Sampling distribution, Type II errors, and one-tailed tests

#1
For the past year, I have spent about 4.00$ a day for lunch, give or take a quarter or so.

(a) draw a rough sketch of this distribution of daily expenditures
(b) if, without looking at the bill, I paid for my lunch with a 5$ bill and recieved 0.75$ in change, should I worry that i was overcharged
(c) explain logic in part (b)

This has to do with sampling distribution but I have zero idea how to go about doing this. I was also asked what a "Type II error" would be in this question, and why I might want to adopt a one-tailed test, which tail I should choose, and what would happen if I chose the wrong tail.

I know Z scores are probably used, but I can't figure out how to set this all up.
 

trinker

ggplot2orBust
#2
For the past year, I have spent about 4.00$ a day for lunch, give or take a quarter or so.
Hint: this is your mean and standard deviation

Go from there and if you need more help come back, report what you've tried and ask for further assistance. If you figure it out let us know that too.
 
#3
The mean is $4; there are 2 standard deviations, both $.25, correct? Because it says give or take a quarter or so? Would you have advice on what the easiest way to convert $4.25 into a z score is? I'm trying to figure out how many SDs above or below the mean $4.25 is.
 

trinker

ggplot2orBust
#4
The mean is $4; there are 2 standard deviations, both $.25, correct?
Yes but not the 2 standard deviations. .25 is just the standard deviation which is a measure of how much your payment varried from the mean. 2 standard deviations would actually be \(\pm .50\) cents (which 95% of the population would fall into (so 95% of the time you paid between 3.50 and 4.50. You may want to check out some googling on the central limit theorem.

Would you have advice on what the easiest way to convert $4.25 into a z score is?
Check out this wiki reading on standard (z scores) (LINK)
 
#5
Alright, what I have right now is z=(4.25-4.00)/0.25 = 1
P( z > 1.5 ) = .159
If alpha is generally set at .05, then P>alpha
This means that I was most likely overcharged, correct?
 

trinker

ggplot2orBust
#6
You getting more of it.

P( z > 1.5 ) = .159
Where did the 1.5 come from?
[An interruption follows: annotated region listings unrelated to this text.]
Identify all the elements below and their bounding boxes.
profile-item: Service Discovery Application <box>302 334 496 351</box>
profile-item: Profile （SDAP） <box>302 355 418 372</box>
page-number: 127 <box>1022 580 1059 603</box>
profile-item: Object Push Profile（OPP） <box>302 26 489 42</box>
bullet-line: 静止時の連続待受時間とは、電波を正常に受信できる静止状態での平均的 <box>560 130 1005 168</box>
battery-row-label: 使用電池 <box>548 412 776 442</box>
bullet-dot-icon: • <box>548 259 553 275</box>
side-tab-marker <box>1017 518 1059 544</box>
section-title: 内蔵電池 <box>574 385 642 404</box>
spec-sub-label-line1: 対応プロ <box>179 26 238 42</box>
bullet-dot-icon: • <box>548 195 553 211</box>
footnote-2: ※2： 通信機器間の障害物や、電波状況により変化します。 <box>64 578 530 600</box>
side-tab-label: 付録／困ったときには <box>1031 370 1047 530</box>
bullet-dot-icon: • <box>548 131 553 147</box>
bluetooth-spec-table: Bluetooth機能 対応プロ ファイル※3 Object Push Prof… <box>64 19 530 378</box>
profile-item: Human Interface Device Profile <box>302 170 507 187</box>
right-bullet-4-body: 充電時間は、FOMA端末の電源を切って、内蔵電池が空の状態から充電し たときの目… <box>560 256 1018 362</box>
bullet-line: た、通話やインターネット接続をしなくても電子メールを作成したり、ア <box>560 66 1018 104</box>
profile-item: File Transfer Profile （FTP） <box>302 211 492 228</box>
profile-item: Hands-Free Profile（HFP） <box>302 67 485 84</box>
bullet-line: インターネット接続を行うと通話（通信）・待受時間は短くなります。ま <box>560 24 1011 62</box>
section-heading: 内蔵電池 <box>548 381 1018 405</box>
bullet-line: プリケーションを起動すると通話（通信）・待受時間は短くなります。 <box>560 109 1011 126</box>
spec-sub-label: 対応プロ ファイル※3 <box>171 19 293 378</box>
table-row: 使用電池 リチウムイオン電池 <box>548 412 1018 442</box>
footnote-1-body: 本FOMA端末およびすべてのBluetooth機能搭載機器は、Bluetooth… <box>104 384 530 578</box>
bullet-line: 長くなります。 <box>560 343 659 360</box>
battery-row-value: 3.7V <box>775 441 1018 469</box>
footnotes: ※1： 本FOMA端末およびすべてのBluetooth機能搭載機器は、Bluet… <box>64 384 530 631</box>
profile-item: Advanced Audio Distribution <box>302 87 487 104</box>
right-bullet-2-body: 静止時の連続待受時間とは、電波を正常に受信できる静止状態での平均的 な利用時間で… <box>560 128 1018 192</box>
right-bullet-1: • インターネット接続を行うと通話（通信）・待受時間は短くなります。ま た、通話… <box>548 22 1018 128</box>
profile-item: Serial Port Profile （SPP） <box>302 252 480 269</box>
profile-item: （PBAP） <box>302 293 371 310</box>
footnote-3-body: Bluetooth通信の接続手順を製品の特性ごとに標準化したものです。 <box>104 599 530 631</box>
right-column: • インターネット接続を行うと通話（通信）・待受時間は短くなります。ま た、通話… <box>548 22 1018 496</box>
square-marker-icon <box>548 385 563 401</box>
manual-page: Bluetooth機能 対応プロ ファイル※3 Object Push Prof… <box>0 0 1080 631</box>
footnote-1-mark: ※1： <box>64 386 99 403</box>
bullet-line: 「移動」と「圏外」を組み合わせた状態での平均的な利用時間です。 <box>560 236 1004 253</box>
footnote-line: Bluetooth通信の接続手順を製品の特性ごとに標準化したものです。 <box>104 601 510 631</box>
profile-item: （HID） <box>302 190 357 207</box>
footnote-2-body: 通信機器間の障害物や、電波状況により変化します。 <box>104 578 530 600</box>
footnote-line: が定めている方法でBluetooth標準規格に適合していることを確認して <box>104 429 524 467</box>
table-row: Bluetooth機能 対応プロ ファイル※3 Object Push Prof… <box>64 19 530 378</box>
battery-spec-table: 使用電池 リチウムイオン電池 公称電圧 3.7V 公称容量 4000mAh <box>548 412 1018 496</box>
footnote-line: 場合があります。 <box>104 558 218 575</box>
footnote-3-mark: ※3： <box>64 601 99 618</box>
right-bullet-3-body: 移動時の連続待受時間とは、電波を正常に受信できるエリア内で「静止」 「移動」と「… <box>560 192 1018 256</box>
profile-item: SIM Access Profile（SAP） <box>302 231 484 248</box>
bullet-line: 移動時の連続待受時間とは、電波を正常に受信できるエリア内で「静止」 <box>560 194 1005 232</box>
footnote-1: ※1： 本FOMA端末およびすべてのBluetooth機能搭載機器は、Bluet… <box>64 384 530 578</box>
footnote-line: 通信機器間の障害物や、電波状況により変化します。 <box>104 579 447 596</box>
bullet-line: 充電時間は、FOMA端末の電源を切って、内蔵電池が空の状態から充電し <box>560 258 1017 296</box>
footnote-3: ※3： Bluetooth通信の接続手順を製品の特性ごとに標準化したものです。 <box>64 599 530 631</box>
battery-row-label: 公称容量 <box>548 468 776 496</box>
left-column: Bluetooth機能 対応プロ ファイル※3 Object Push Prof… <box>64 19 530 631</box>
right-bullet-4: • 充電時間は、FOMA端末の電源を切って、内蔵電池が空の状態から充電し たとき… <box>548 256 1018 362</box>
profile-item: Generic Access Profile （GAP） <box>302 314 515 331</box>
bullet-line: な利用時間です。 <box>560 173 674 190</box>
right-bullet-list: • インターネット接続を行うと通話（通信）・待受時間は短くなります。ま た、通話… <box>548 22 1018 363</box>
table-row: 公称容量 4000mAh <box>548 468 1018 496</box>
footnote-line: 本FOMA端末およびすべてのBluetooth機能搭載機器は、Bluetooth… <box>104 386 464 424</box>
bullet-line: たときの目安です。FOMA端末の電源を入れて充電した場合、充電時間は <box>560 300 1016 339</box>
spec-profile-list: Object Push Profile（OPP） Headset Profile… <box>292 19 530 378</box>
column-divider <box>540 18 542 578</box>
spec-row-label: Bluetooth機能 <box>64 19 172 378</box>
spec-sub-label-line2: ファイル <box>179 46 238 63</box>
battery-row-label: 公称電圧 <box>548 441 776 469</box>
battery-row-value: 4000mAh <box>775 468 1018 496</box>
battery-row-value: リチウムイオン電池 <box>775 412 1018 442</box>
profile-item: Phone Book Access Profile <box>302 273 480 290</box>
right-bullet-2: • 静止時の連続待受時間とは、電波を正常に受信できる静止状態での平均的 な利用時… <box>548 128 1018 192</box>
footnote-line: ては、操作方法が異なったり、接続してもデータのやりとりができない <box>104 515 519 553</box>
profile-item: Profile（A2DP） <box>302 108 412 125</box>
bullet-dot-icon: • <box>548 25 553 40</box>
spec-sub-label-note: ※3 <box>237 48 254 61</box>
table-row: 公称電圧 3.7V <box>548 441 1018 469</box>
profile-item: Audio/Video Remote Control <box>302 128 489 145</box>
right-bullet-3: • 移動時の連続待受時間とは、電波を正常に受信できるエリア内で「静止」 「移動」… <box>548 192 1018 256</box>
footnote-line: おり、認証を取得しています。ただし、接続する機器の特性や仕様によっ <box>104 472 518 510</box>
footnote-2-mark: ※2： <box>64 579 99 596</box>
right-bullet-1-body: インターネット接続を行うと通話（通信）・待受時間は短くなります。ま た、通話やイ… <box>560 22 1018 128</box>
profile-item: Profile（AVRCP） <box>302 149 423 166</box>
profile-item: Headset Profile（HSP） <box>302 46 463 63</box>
I think you meant 1

If alpha is generally set at .05, then P>alpha. This means that I was most likely overcharged, correct?
We reject the null hypothesis when p is less than alpha. What does that mean for you?
 
#7
I am a little confused, I was just told by somebody that the standard deviation for this equation is 0.083; this makes the z-score = 3.012. Do you have any idea how they got the number 0.083? Is this correct?
 
#9
It was somebody who worked for Just Answers; I asked why and didn't get a good explanation, but oh well, I'll dismiss it. Still need to work on the original problem, I'll let you know what I come up with and see what advice you might have and go from there.